Allard, a graduate of Little Rock Central, was well into her training program for this year’s Little Rock Marathon when on Nov. 26, or a little over three months before the race, she was diagnosed with breast cancer.

“I was about halfway into training when I found out,” Allard said. “I just decided as long as I was physically able, if it wasn’t going to compromise my health, I was still going to do it.”

Allard said the marathon was among her first thoughts after she heard her diagnosis.

“I think it was the second question I asked the doctor,” she said.

Allard said she opted for radiation treatment rather than chemothera­py because she was told there was only a minimal difference in the chance for reoccurren­ce once the tumor was removed, and she learned radiation would not affect her training regimen as much.

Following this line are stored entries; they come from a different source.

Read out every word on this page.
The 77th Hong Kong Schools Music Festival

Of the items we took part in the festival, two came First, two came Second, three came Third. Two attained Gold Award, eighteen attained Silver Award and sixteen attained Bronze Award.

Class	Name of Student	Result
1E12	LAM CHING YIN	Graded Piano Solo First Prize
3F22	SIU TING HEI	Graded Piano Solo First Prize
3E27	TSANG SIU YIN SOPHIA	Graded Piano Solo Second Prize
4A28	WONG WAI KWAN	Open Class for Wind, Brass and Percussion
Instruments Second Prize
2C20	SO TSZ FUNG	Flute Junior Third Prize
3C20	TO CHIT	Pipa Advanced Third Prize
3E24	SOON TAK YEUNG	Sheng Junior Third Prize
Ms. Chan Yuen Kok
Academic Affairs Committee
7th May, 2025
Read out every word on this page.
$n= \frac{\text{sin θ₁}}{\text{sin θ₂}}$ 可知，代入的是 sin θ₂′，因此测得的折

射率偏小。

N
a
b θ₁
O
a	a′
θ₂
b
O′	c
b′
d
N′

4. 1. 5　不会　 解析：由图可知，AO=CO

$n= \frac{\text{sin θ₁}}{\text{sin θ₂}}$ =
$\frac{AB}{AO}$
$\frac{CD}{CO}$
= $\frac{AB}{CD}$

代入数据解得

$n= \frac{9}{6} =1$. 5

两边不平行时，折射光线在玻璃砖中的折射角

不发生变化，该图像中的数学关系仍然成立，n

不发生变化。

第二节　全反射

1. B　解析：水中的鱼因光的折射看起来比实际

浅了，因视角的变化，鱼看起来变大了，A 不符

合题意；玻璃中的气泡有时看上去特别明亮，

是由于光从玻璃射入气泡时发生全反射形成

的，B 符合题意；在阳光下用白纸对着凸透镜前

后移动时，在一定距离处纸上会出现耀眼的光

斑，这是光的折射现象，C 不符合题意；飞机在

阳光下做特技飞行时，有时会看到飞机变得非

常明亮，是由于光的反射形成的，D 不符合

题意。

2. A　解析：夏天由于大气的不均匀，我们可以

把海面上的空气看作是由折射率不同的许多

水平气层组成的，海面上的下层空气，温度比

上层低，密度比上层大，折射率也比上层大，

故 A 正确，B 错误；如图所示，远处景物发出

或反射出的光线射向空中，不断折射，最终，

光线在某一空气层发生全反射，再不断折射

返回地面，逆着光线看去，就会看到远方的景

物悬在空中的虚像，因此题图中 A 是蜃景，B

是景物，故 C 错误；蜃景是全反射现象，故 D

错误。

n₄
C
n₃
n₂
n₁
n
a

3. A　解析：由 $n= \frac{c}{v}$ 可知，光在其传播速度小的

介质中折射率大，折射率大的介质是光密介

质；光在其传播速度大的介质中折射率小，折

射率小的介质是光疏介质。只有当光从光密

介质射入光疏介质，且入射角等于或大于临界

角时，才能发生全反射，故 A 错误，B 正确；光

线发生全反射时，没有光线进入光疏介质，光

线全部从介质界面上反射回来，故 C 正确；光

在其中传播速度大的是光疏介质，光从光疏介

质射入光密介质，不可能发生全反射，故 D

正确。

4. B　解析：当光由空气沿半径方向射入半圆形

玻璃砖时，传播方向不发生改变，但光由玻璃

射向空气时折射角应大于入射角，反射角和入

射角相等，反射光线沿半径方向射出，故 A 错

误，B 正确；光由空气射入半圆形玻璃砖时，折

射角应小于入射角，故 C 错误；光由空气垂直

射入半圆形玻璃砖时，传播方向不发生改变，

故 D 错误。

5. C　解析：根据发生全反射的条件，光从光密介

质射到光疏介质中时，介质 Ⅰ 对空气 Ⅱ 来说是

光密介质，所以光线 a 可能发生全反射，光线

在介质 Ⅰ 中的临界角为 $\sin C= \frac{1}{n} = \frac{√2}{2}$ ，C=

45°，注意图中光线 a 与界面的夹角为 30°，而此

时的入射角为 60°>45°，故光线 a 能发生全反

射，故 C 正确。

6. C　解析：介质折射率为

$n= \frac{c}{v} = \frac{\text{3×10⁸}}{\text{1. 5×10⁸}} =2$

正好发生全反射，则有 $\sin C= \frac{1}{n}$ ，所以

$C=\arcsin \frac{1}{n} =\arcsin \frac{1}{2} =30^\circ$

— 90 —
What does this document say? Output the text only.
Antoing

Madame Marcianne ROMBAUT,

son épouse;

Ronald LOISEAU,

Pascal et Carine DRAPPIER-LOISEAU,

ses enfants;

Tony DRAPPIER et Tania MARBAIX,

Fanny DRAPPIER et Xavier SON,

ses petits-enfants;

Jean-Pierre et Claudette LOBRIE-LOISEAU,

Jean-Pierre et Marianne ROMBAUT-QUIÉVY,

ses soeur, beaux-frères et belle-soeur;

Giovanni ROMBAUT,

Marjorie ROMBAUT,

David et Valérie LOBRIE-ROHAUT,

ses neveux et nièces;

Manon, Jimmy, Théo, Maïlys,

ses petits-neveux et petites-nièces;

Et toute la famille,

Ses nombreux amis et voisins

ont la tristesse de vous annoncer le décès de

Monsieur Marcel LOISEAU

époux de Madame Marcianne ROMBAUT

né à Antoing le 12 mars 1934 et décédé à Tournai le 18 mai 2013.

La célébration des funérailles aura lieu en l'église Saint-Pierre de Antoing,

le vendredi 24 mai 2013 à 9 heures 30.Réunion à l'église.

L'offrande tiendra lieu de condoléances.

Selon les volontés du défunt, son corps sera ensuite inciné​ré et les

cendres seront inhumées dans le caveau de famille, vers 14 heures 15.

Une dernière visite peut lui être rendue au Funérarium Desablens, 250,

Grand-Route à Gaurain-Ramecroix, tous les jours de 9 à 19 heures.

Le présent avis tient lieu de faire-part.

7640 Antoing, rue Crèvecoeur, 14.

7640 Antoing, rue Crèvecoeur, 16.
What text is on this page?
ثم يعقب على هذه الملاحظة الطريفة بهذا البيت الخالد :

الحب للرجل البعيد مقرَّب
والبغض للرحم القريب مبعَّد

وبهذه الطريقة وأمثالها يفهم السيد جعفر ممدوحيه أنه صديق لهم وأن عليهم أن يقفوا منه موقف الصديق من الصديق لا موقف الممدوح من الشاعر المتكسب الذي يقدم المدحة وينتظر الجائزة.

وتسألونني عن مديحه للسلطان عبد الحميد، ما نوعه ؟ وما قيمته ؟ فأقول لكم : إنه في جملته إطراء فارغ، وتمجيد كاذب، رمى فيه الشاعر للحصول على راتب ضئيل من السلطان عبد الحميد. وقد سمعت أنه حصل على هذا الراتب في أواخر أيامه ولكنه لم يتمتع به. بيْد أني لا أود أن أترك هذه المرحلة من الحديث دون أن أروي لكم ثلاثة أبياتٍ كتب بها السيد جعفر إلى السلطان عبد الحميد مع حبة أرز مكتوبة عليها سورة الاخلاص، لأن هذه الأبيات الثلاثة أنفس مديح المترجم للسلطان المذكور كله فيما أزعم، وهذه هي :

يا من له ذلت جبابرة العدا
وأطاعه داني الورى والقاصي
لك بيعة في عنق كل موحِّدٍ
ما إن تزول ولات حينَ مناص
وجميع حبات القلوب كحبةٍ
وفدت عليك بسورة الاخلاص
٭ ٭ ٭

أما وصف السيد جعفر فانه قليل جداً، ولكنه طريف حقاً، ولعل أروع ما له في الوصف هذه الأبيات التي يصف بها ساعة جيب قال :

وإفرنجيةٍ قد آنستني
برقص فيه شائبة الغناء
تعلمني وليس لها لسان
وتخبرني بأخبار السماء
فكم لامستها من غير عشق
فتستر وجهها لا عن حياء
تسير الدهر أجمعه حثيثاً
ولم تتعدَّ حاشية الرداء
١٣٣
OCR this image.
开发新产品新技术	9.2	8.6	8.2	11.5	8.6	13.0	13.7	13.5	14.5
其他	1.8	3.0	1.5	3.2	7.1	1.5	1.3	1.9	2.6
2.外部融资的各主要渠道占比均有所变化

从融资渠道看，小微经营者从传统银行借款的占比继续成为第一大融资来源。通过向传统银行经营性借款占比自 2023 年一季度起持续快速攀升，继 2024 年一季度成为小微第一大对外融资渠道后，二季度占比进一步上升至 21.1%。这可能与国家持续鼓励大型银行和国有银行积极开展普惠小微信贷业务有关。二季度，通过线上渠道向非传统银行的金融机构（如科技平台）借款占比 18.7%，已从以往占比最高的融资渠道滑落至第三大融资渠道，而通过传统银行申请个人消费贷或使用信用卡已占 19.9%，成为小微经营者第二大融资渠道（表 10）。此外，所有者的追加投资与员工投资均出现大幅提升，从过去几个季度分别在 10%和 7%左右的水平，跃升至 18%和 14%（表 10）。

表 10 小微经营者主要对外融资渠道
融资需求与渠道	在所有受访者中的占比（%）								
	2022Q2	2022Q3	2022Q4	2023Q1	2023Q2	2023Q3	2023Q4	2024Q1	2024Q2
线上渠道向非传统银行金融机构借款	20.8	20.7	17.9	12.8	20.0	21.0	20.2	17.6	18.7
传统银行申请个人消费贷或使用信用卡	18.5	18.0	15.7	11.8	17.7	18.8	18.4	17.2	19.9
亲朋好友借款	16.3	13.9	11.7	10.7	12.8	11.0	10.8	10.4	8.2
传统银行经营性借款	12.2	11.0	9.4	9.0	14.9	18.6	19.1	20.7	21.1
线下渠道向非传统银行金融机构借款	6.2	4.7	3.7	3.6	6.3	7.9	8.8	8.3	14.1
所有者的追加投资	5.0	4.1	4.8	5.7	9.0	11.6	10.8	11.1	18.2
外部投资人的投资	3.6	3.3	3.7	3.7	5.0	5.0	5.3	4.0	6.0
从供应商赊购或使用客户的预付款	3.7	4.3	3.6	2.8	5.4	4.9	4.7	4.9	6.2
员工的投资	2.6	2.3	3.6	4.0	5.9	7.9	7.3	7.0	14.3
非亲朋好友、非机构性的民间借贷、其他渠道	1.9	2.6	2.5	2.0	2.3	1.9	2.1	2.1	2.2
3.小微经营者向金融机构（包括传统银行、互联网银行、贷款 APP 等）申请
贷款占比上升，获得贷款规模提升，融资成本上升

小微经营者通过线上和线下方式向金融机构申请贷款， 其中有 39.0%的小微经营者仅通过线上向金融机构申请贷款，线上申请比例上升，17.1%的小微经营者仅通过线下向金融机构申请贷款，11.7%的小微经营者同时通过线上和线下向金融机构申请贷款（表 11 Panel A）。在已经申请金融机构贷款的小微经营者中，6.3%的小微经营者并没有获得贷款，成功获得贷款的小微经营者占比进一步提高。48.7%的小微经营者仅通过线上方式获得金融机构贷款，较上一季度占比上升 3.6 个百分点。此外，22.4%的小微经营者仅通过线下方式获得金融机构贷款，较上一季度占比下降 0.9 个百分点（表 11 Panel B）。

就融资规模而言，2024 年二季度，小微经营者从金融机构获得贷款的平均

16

“They told me that compared to chemothera­py, radiation is much easier on the body,” Allard said.

Allard said her training was nearly unimpeded, and she hopes to break five hours but would be satisfied with under six.

“I don’t know if doctors would recommend a marathon for most people, but they said, ‘As long as you’re still feeling good, yeah, go ahead,’ ’’ Allard said. “They said it could help reduce the side effects. That may very well be why I had so few. I stayed active and continued to train and didn’t just lie around letting it affect me.”